On 11/14/24 18:43, 'Nurlan Nazaraliyev' via cloudlab-users wrote:
> Hello,
>
> I am running 2 xl170 nodes. Every time I update the driver or I
> downgrade the linux version, the connection goes off (I need to reload
> in this case). It is because of the network mismatch on the control link
> (I believe). Is there any way to have an independent/separate control
> link (than the link between the nodes)?
>
> I don't want my control network to go down as I make modifications to
> the system. Is that possible?
I'm not sure exactly which link you mean. What we call the "control
net" are the interfaces with public IPs; the "experiment net" is
collectively any links you define in your profile (in this case, a
single 25Gbps link between two nodes). On the xl170s, there are two
dual-port Mellanox ConnectX-4s, one with a 10Gbps control net port and
10Gbps port for experiment networks; and another with a 25Gbps port that
can be used for experiment networks. This means the same ethernet
driver is used for both NICs, so you do have to be careful updating it.

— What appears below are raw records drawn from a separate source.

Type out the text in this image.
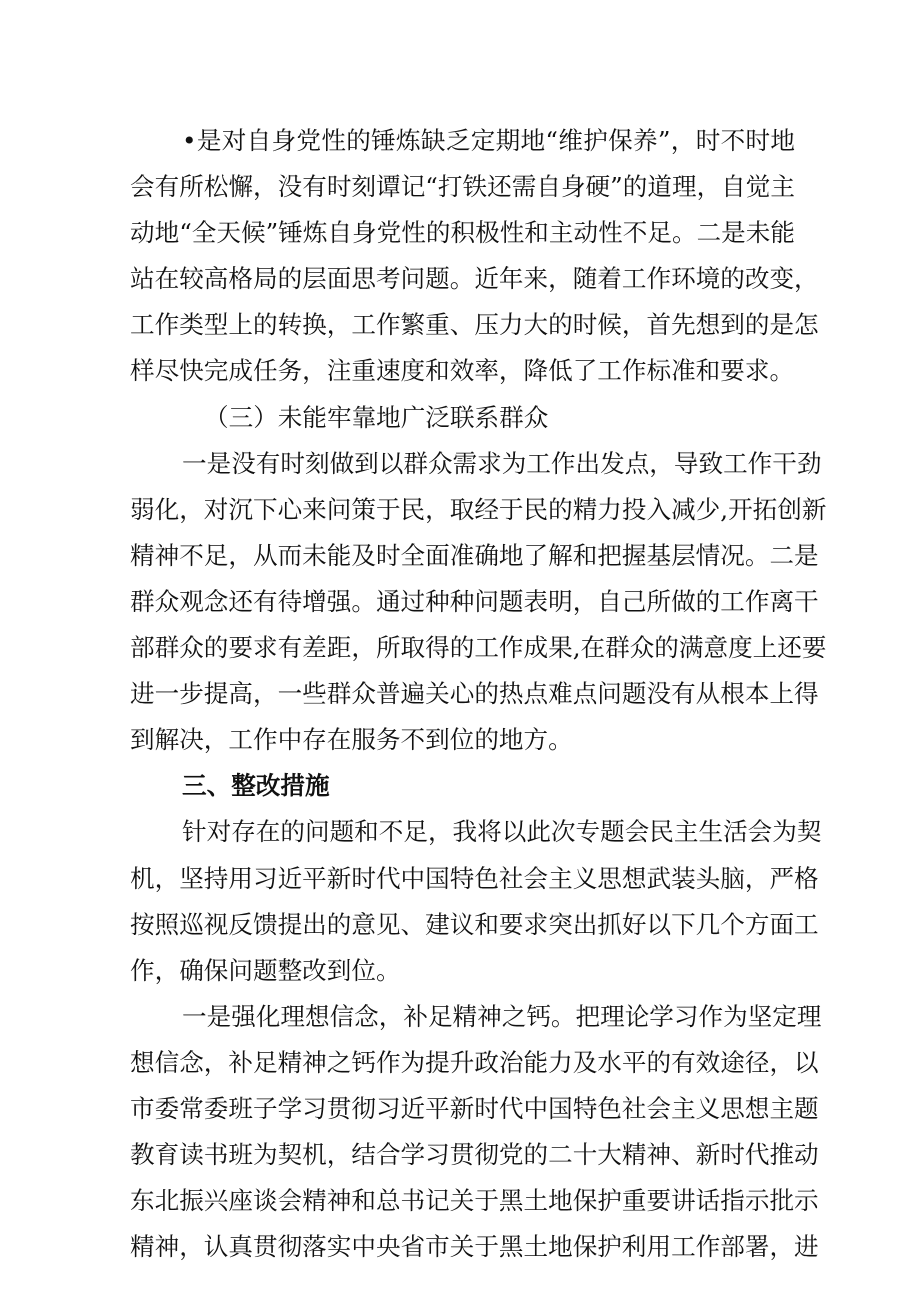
•是对自身党性的锤炼缺乏定期地“维护保养”，时不时地
会有所松懈，没有时刻谭记“打铁还需自身硬”的道理，自觉主
动地“全天候”锤炼自身党性的积极性和主动性不足。二是未能
站在较高格局的层面思考问题。近年来，随着工作环境的改变，
工作类型上的转换，工作繁重、压力大的时候，首先想到的是怎
样尽快完成任务，注重速度和效率，降低了工作标准和要求。
（三）未能牢靠地广泛联系群众
一是没有时刻做到以群众需求为工作出发点，导致工作干劲
弱化，对沉下心来问策于民，取经于民的精力投入减少,开拓创新
精神不足，从而未能及时全面准确地了解和把握基层情况。二是
群众观念还有待增强。通过种种问题表明，自己所做的工作离干
部群众的要求有差距，所取得的工作成果,在群众的满意度上还要
进一步提高，一些群众普遍关心的热点难点问题没有从根本上得
到解决，工作中存在服务不到位的地方。
三、整改措施
针对存在的问题和不足，我将以此次专题会民主生活会为契
机，坚持用习近平新时代中国特色社会主义思想武装头脑，严格
按照巡视反馈提出的意见、建议和要求突出抓好以下几个方面工
作，确保问题整改到位。
一是强化理想信念，补足精神之钙。把理论学习作为坚定理
想信念，补足精神之钙作为提升政治能力及水平的有效途径，以
市委常委班子学习贯彻习近平新时代中国特色社会主义思想主题
教育读书班为契机，结合学习贯彻党的二十大精神、新时代推动
东北振兴座谈会精神和总书记关于黑土地保护重要讲话指示批示
精神，认真贯彻落实中央省市关于黑土地保护利用工作部署，进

The loss of the control net connection after upgrade/reboot can result
from many things: e.g. old kernel with insufficient driver support,
installation of NetworkManager due to package dependencies. For the
latter, please search the forum for old posts that tell you how to
disable NetworkManager, e.g.
https://groups.google.com/g/cloudlab-users/c/B6rNj7Vhltk/m/rwkHf_kwAgAJ .
> status
> page:
https://www.cloudlab.us/status.php?uuid=610603da-a2b7-11ef-af1a-e4434b2381fc
Sorry we didn't get to look at this before it expired during the night.
> Nurlan
David